ユウコとメラコ


今まで花なんて全く興味がなかったのに、最近では、道を歩いていてきれいな花を見つけると、持ち帰りたくなります。
咲いているのがパンジーなら、なおさらです。
それが、他人の家の持ち物だろうと、関係ありません。


「だって、パンジーを家の前に植えるのは、わたしの専売特許だもん。絶対渡さない!……他のどうぶつたちには」


そう言って、他人の家のパンジーを毟り取ろうとするわたしを、いつも天才が止めてくれます。

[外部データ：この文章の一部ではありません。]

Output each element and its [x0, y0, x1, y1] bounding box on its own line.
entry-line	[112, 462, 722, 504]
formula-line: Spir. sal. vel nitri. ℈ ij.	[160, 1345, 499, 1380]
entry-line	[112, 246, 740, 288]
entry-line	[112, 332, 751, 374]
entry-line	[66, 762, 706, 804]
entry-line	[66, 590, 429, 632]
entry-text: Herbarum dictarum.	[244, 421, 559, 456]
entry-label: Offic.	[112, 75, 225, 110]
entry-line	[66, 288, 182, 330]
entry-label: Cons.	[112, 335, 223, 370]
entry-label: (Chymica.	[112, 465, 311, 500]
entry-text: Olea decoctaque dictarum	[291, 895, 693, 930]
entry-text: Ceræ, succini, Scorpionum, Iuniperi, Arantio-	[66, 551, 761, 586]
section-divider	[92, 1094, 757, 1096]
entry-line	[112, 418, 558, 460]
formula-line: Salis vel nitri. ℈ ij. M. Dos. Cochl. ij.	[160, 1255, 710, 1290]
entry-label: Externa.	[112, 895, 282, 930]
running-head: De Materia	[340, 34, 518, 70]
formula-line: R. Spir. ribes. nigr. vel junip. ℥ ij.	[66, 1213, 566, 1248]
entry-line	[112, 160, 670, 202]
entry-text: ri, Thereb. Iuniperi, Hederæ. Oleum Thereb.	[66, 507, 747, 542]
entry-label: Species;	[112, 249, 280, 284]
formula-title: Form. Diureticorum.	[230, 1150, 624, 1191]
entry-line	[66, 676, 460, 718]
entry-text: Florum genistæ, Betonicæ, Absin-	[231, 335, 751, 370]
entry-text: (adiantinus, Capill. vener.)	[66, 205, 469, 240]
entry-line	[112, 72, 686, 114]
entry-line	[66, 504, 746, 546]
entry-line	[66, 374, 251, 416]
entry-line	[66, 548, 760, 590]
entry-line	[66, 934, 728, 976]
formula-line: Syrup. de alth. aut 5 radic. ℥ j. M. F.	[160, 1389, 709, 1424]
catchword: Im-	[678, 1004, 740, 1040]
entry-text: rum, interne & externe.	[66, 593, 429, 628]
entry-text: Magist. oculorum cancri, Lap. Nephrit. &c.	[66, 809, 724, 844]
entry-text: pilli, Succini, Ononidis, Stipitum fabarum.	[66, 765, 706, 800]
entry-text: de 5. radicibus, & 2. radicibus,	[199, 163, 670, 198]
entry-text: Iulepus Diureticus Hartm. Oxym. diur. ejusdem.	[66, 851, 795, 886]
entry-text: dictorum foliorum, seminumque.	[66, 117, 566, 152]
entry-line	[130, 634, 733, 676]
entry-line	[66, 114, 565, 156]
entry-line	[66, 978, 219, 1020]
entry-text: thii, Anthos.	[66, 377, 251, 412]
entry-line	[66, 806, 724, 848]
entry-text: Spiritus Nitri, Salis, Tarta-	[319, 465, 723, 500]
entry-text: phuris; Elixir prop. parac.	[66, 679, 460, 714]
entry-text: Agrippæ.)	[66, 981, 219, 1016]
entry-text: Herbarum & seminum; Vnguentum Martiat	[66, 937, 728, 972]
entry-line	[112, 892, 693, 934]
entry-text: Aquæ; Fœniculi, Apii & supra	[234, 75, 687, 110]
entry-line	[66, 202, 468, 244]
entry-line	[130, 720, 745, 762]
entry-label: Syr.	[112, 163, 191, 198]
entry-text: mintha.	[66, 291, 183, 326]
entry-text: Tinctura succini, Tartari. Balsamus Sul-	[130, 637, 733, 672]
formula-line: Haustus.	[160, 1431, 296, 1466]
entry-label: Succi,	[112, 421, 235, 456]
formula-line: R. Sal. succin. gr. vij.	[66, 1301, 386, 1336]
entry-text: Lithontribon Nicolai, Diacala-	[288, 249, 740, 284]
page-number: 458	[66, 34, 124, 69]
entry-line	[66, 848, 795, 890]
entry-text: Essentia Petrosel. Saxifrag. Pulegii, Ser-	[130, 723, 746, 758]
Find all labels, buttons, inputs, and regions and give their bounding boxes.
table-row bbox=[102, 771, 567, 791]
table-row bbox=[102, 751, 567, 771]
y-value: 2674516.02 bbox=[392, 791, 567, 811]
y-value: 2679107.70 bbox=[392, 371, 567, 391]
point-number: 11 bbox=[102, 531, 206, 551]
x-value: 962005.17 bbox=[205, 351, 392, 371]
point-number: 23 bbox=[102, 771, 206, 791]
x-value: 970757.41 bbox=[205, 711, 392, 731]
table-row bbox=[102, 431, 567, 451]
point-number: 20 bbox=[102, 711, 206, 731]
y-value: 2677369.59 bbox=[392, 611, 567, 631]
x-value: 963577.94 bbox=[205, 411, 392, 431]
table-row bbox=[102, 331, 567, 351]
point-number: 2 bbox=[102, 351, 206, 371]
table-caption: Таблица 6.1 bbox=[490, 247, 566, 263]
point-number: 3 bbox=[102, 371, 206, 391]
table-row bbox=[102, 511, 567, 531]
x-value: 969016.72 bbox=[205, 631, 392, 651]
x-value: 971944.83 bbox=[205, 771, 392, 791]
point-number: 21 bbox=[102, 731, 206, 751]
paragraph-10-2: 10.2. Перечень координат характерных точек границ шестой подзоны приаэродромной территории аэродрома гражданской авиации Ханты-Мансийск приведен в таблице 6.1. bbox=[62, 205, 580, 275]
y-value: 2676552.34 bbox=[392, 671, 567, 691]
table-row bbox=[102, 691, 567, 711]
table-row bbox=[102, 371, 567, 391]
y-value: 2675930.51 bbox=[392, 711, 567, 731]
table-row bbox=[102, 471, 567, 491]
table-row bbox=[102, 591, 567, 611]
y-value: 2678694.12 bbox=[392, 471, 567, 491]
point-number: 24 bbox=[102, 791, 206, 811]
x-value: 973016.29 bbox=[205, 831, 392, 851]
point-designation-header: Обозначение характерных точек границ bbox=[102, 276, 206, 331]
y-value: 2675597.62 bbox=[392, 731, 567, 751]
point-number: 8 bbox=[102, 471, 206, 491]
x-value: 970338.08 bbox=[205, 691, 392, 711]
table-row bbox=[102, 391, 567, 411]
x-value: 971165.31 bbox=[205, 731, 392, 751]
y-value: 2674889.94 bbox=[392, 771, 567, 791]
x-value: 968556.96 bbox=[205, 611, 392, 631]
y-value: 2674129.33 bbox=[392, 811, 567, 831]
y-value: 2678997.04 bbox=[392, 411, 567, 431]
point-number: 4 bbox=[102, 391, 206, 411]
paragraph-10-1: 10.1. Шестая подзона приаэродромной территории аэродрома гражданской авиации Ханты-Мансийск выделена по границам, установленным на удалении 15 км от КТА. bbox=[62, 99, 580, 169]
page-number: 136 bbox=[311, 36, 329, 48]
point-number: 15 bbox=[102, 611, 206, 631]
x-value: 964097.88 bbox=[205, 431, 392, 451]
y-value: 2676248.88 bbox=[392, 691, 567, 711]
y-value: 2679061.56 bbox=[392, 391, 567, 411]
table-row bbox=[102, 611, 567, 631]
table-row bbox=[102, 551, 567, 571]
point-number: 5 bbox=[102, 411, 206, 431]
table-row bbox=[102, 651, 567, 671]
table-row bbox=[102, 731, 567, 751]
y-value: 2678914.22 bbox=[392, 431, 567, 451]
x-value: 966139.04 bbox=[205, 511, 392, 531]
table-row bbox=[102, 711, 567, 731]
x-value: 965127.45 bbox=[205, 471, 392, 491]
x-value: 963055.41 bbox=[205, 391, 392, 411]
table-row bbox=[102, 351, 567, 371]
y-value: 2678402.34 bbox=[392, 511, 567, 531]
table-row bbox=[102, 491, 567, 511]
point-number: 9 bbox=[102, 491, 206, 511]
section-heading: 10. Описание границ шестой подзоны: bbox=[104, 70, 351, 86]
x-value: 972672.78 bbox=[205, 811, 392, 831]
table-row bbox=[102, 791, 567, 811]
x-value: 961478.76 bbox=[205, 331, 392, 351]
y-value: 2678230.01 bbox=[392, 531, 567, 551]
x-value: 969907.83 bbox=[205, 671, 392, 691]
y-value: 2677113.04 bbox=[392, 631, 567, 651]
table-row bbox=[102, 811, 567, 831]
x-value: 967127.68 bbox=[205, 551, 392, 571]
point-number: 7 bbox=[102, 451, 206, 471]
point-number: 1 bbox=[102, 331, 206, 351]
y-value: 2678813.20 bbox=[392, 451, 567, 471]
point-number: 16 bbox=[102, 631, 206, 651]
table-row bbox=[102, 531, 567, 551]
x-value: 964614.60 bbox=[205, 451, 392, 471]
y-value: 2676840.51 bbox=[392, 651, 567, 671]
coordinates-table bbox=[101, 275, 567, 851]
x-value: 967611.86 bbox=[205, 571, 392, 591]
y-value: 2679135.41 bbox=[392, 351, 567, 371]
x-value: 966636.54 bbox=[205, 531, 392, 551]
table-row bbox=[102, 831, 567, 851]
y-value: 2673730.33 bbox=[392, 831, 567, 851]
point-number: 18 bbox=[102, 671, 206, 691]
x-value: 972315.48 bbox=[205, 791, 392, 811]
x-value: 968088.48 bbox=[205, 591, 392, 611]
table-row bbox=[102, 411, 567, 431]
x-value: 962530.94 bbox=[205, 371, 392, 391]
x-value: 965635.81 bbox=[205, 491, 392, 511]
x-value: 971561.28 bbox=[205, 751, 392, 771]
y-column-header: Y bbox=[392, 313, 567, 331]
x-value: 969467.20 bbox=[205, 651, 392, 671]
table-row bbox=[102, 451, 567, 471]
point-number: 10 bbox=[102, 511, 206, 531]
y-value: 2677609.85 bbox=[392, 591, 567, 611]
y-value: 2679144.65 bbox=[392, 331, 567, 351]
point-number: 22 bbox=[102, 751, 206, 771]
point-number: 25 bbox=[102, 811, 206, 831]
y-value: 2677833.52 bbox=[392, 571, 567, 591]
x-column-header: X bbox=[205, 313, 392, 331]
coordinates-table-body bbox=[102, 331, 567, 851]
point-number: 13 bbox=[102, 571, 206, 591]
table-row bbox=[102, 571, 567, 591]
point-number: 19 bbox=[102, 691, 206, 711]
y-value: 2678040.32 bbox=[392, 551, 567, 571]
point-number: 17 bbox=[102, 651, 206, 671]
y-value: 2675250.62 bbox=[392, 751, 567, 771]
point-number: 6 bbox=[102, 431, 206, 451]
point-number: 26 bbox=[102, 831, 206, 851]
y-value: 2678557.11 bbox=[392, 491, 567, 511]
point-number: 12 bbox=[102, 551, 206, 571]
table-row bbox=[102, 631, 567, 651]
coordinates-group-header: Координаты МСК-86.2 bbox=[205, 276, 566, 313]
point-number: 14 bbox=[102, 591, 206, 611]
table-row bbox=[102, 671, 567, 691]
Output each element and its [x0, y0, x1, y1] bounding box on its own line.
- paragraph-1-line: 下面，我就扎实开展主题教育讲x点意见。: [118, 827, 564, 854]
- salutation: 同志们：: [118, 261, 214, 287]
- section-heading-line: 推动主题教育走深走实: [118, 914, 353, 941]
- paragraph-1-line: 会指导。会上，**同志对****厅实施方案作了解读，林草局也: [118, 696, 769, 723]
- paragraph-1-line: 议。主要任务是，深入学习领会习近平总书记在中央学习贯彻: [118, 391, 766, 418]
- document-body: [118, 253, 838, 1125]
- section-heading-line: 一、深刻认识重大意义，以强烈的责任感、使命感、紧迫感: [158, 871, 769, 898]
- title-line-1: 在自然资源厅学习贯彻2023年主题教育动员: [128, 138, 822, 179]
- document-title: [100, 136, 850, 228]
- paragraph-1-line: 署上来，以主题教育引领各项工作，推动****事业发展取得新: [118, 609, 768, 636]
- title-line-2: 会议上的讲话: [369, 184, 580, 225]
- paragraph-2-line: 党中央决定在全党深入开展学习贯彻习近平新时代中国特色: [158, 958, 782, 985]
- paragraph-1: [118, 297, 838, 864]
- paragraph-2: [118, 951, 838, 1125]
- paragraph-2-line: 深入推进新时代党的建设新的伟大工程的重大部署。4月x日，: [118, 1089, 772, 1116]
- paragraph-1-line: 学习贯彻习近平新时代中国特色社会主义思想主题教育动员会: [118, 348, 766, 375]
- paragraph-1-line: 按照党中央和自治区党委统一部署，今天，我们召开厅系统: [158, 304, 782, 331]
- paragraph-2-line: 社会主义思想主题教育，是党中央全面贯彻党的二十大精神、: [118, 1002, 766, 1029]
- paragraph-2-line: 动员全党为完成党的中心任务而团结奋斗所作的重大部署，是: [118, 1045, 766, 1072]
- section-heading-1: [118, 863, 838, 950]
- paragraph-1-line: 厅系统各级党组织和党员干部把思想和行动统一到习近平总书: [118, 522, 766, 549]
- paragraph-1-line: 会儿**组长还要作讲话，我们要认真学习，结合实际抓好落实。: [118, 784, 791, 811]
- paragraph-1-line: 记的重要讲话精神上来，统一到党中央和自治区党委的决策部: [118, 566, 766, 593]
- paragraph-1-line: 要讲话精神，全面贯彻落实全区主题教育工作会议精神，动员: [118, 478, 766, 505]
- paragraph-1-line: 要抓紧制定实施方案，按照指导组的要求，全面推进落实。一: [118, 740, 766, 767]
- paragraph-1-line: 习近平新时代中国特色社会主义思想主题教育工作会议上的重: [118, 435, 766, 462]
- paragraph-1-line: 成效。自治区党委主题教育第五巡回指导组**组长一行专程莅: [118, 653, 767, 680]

そんなとき、どうぶつの森もいいけど、こちらの森……、いや、街も捨てたもんじゃないな、と思うのです。
そんなお礼も兼ねて、昨日、天才のために花を買って帰りました。
といっても実際は、「他の花で気を紛らわし、よそ様のお花を盗まないように」という、自分の泥棒対策でもあります。


花屋で、一目見て気に入ったのが、『メラコ』という名前の花でした。
鉢に、値段とともに、『メラコ』と書かれていて、名前がまた素敵だなぁ、と思いました。
ふだんは気が強いのに、実は涙もろい……、きっとそんな感じの女の子です、彼女は。
そうして想像すると、一段と愛着がわいてきました。


ところが、今日、他の花屋で見かけた『メラコ』には、『メラコイデス』とい書いてありました。
『メラコ』というのはどうやら愛称のようなもので、正式には、『メラコイデス』あるいは『マラコイデス』というらしいということが、後からわかりました。


今まで『ユウコ』と思っていた女の子に突然、「わたしの正式名称は、『ユウコイデス』なの。今日から『ユウコイデス』と呼んでね」と言われても、そうそう、自然に呼べるものではありません。


『メラコ』と呼び続けるか、『メラコイデス』と呼ぶよう努力するか、決めかねています。


ところで、今日、どうぶつの森すれちがい通信が成功しました。
見知らぬ誰かから届いたメッセージボトルには、ピンクの『コスモス』が添えられていました。
DSには、確かに『コスモス』と表示されるのですが、『コスモスナンデス』とか、『コスモスザウルス』かもしれないと、疑ってかかるべきかどうか、判断に苦しんでいます。


人生は、悩みが多くて困ります。